Pas de relocalisation ni de remise en cause de la "fast fashion"

Que se passera-t-il si les entreprises ne remplissent pas leurs engagements? Le ministère de la Transition écologique table sur "les influenceurs sur les réseaux sociaux, les ONG (...) très vigilantes sur le décalage possible entre les discours et les actes" pour les pousser à jouer le jeu, "les effets sur leur réputation pouvant être violents" dans le cas contraire.

La relocalisation de la production des vêtements plus près des consommateurs n'est "pas à l'ordre du jour" de ce pacte, précise Kering. Ni une remise en cause de la "fast fashion" et de la multiplication des collections, pourtant décriée pour son impact sur l'environnement.

"On a eu un doublement entre 2000 et 2014 de la consommation de vêtements dans le monde", indique Pierre Cannet, du WWF France.

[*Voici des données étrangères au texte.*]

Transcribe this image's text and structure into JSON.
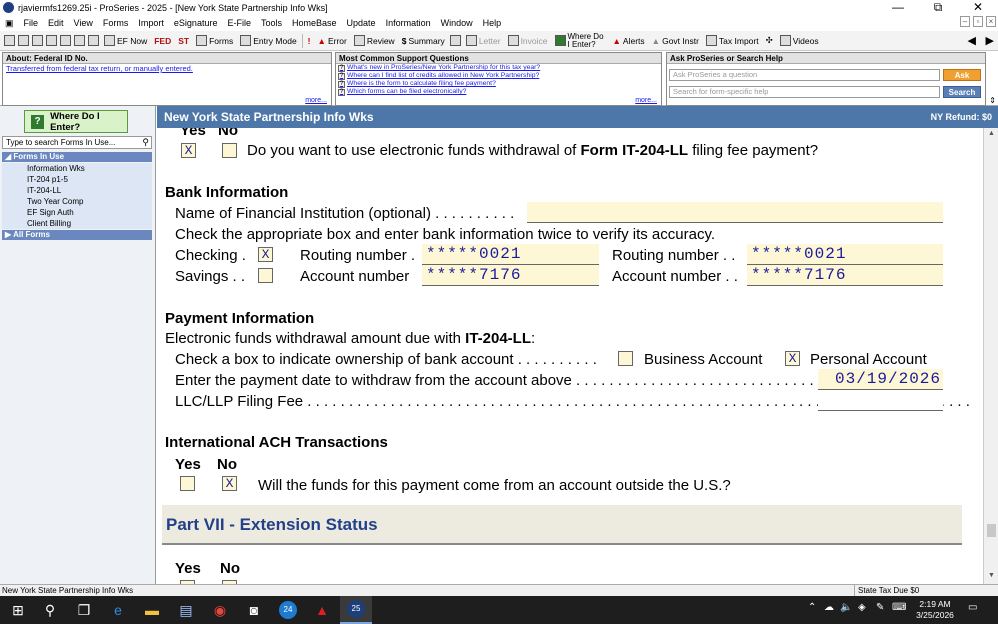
{
  "window": {
    "title": "rjaviermfs1269.25i - ProSeries - 2025 - [New York State Partnership Info Wks]",
    "minimize": "—",
    "restore": "⧉",
    "close": "✕"
  },
  "menu": [
    "File",
    "Edit",
    "View",
    "Forms",
    "Import",
    "eSignature",
    "E-File",
    "Tools",
    "HomeBase",
    "Update",
    "Information",
    "Window",
    "Help"
  ],
  "toolbar": {
    "efnow": "EF Now",
    "fed": "FED",
    "st": "ST",
    "forms": "Forms",
    "entry_mode": "Entry Mode",
    "error": "Error",
    "review": "Review",
    "summary": "Summary",
    "letter": "Letter",
    "invoice": "Invoice",
    "where_do": "Where Do I Enter?",
    "alerts": "Alerts",
    "govt_instr": "Govt Instr",
    "tax_import": "Tax Import",
    "videos": "Videos"
  },
  "panels": {
    "about": {
      "title": "About: Federal ID No.",
      "link": "Transferred from federal tax return, or manually entered.",
      "more": "more..."
    },
    "support": {
      "title": "Most Common Support Questions",
      "questions": [
        "What's new in ProSeries/New York Partnership for this tax year?",
        "Where can I find list of credits allowed in New York Partnership?",
        "Where is the form to calculate filing fee payment?",
        "Which forms can be filed electronically?"
      ],
      "more": "more..."
    },
    "ask": {
      "title": "Ask ProSeries or Search Help",
      "ask_placeholder": "Ask ProSeries a question",
      "ask_button": "Ask",
      "search_placeholder": "Search for form-specific help",
      "search_button": "Search"
    }
  },
  "sidebar": {
    "where_do_i_enter": "Where Do I Enter?",
    "search_placeholder": "Type to search Forms In Use...",
    "forms_in_use": "Forms In Use",
    "items": [
      "Information Wks",
      "IT-204 p1-5",
      "IT-204-LL",
      "Two Year Comp",
      "EF Sign Auth",
      "Client Billing"
    ],
    "all_forms": "All Forms"
  },
  "form": {
    "header": "New York State Partnership Info Wks",
    "refund": "NY Refund: $0",
    "top": {
      "yes": "Yes",
      "no": "No",
      "yes_value": "X",
      "no_value": "",
      "question_pre": "Do you want to use electronic funds withdrawal of ",
      "question_bold": "Form IT-204-LL",
      "question_post": " filing fee payment?"
    },
    "bank": {
      "title": "Bank Information",
      "institution_label": "Name of Financial Institution (optional) . . . . . . . . . .",
      "institution_value": "",
      "instructions": "Check the appropriate box and enter bank information twice to verify its accuracy.",
      "checking_label": "Checking .",
      "checking_value": "X",
      "savings_label": "Savings . .",
      "savings_value": "",
      "routing_label1": "Routing number .",
      "routing_value1": "*****0021",
      "account_label1": "Account number",
      "account_value1": "*****7176",
      "routing_label2": "Routing number . .",
      "routing_value2": "*****0021",
      "account_label2": "Account number . .",
      "account_value2": "*****7176"
    },
    "payment": {
      "title": "Payment Information",
      "line_pre": "Electronic funds withdrawal amount due with ",
      "line_bold": "IT-204-LL",
      "line_post": ":",
      "ownership_label": "Check a box to indicate ownership of bank account . . . . . . . . . .",
      "business_value": "",
      "business_label": "Business Account",
      "personal_value": "X",
      "personal_label": "Personal Account",
      "date_label": "Enter the payment date to withdraw from the account above . . . . . . . . . . . . . . . . . . . . . . . . . . . . . .",
      "date_value": "03/19/2026",
      "fee_label": "LLC/LLP Filing Fee . . . . . . . . . . . . . . . . . . . . . . . . . . . . . . . . . . . . . . . . . . . . . . . . . . . . . . . . . . . . . . . . . . . . . . . . . . . . . . . .",
      "fee_value": ""
    },
    "ach": {
      "title": "International ACH Transactions",
      "yes": "Yes",
      "no": "No",
      "yes_value": "",
      "no_value": "X",
      "question": "Will the funds for this payment come from an account outside the U.S.?"
    },
    "part7": {
      "title": "Part VII - Extension Status",
      "yes": "Yes",
      "no": "No"
    }
  },
  "status": {
    "left": "New York State Partnership Info Wks",
    "right": "State Tax Due $0"
  },
  "taskbar": {
    "clock_time": "2:19 AM",
    "clock_date": "3/25/2026",
    "badge24": "24",
    "badge25": "25"
  }
}
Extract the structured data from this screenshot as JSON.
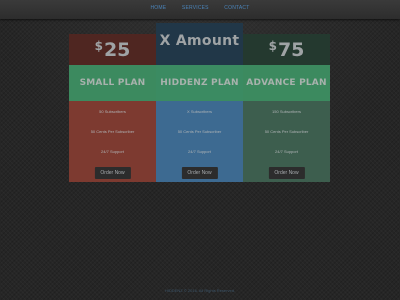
{
  "nav": {
    "items": [
      {
        "label": "HOME"
      },
      {
        "label": "SERVICES"
      },
      {
        "label": "CONTACT"
      }
    ]
  },
  "plans": [
    {
      "currency": "$",
      "price": "25",
      "name": "SMALL PLAN",
      "features": [
        "50 Subscribers",
        "50 Cents Per Subscriber",
        "24/7 Support"
      ],
      "button": "Order Now",
      "colors": {
        "header": "#4f2621",
        "banner": "#3c8a5f",
        "body": "#7d3a30"
      }
    },
    {
      "price_text": "X Amount",
      "name": "HIDDENZ PLAN",
      "features": [
        "X Subscribers",
        "50 Cents Per Subscriber",
        "24/7 Support"
      ],
      "button": "Order Now",
      "colors": {
        "header": "#213748",
        "banner": "#3b8b62",
        "body": "#3d6a91"
      }
    },
    {
      "currency": "$",
      "price": "75",
      "name": "ADVANCE PLAN",
      "features": [
        "150 Subscribers",
        "50 Cents Per Subscriber",
        "24/7 Support"
      ],
      "button": "Order Now",
      "colors": {
        "header": "#24392f",
        "banner": "#3c8a5f",
        "body": "#3d5e4e"
      }
    }
  ],
  "footer": {
    "text": "HIDDENZ © 2016. All Rights Reserved."
  }
}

La tendance devrait se poursuivre avec "un engouement pour la fast fashion" en Asie, relève l'assureur Coface et une explosion de l'usage des fibres synthétiques.

"Ca ne suffira pas"

"S'il s'agit de vendre toujours plus en mettant des énergies renouvelables, ça ne suffira pas", avertit Pierre Cannet. "Il faut revoir le modèle, réduire la production, faire des vêtements utilisables plus longtemps, qui n'émettent plus de micro-plastiques quand on les lave et produits durablement."

Le recyclage est évoqué dans la charte. Des entreprises comme H&M ont lancé des opérations de recyclage, mais il existe encore des obstacles technologiques et économiques importants au retraitement des textiles et la part de matières recyclées reste infime.

Plutôt que de compter sur le bon vouloir des entreprises, c'est aux Etats d'agir, juge Clément Sénéchal de Greenpeace: "il faut des législations pour pousser à réduire la consommation de vêtements".